“Let me speak bluntly.” Lady Eudokia waited for Heribert to translate before she went on. “Why are you here? If you had wanted another princess for your master, you would have traveled to Arethousa, for it is only the Most Just and Holy Emperor who can dispose of his cousins and sisters and daughters. In any case, it is well known that your master married the Aostan widow. I have not heard that your people follow the idolatrous Jinna custom of marrying more than one spouse at a time, or is it possible that you are still as barbaric as the Ungrians?”

Captain Istvan snorted audibly, but said nothing.

“Perhaps it is you who wish a princess for your own bed,” she went on, confronting Sanglant with her gaze but still refusing to use his name or dignify him with any kind of title.

“I am already married,” he said sweetly, “or else surely I would ask for your hand in marriage, Lady Eudokia.”

Was that amusement or anger that made her lips twitch? She beckoned for the servant and ate another dozen grapes before indicating that the man should offer the platter to her guests. Sapientia ate eagerly, but Sanglant waved him away.

“Then what brings you here? Have you come to embrace the true faith and cast aside the apostate heresy that the Dariyan clerics preach?”

“Outrageous!” exclaimed Sapientia, a grape poised before her lips.

“Do you not suppose,” Sanglant murmured, “that there stand among the servants one who can understand Wendish? Do not be incautious.”

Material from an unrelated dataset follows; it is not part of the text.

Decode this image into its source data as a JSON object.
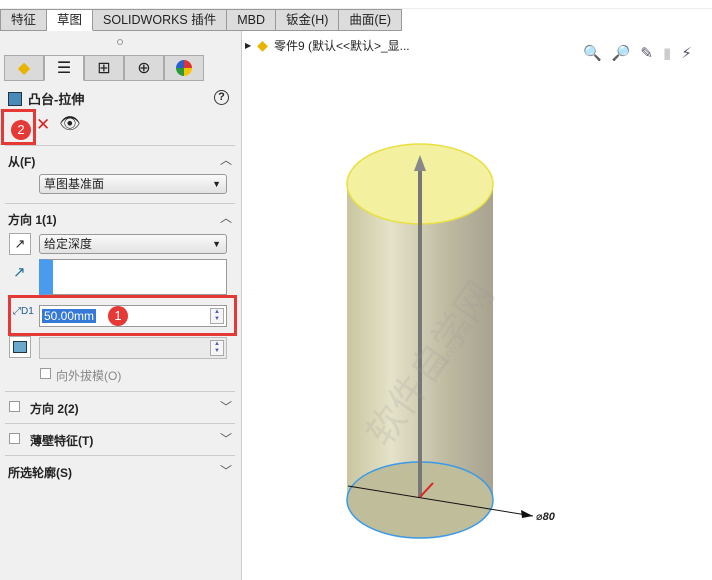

“Oh!” She studied the attendant servants as if she could puzzle out their linguistic skills simply by the cut of their faces.

“How do I respond, my lord prince?” asked Heribert.

“Say this, Heribert.” Battling with wits he found himself nervous, palms damp. He smoothed his tunic over his thighs, the movement draining off a sliver of his tension, and continued. “Most Exalted Lady Eudokia. What do you know of sorcery?”

Sapientia turned to him, startled, and grasped his wrist, but Eudokia, amazingly, chuckled. She clapped her plump hands. A eunuch bowed before her while she whispered into his ear. He left the arbor by a side door.

They waited in silence while the servants brought around grapes, figs, and sliced apples, still moist. Sanglant touched nothing. A sense of foreboding crept along his spine like the brush of venomous fingers. He shifted, marking Lady Bertha and seeing that she, too, sat erect, watchful, ready, as did Captain Istvan. The Eagle, Hathui, dipped her chin to show that she was alert. Sapientia nibbled anxiously on grapes, frowning between bites.

The eunuchs returned. One waited in the corner while the other knelt before Lady Eudokia, pale golden robes rustling into folds around him. He held a lidded ceramic pot. Lady Eudokia began to hum, slipping sideways into a wordless chant, as she removed the lid and slowly lowered her hand into the pot. Was that a bead of sweat on the eunuch’s face, trickling alongside his nose? Probably it was only the heat.

“God Above!” whispered Sapientia, hand tightening on Sanglant’s wrist as Lady Eudokia removed her hand from the pot.

A banded asp twisted upward to encircle her wrist. It reared its head back, hood flaring, and struck the hapless eunuch on the forearm.

Sapientia gasped. One of the lordlings shrieked.

The pot slipped from the servant’s hands and shattered on the floor, shards scattering everywhere. He cried out, choking, as he slapped a hand over the bite, but already the flesh swelled horribly, a red mortification creeping onto the offended hand. Lady Bertha and Captain Istvan leaped to their feet, but Sanglant raised a hand to caution them, and they paused with knives half drawn, unwilling to sit down again but respecting Sanglant’s command.

One of the other eunuchs hurried over with an uncovered pot into which Lady Eudokia gently deposited the writhing snake. He clapped a lid over it and placed the pot on the floor beside the stricken man, who was gasping for breath as a drop of blood squeezed out of his right eye. The noise of his labored breathing and his whimpering moans was the only sound in the arbor except for the wheeze of the bellows worked by the slaves. The sleeve of his robe, covering the bitten arm, had gone tight because of swelling flesh.

“Basil.” The green-robed eunuch padded forward and offered Lady Eudokia a gold cup and a shallow bowl filled with fragrant herbs. She took hold of the stem in her right hand and with her left sprinkled crushed herbs into the cup while muttering all the while words whose meaning Sanglant did not understand.

“Beroush. Beroush … keddish gedoul.” She switched into the familiar cadences of Arethousan, and Heribert bent down to whisper a translation.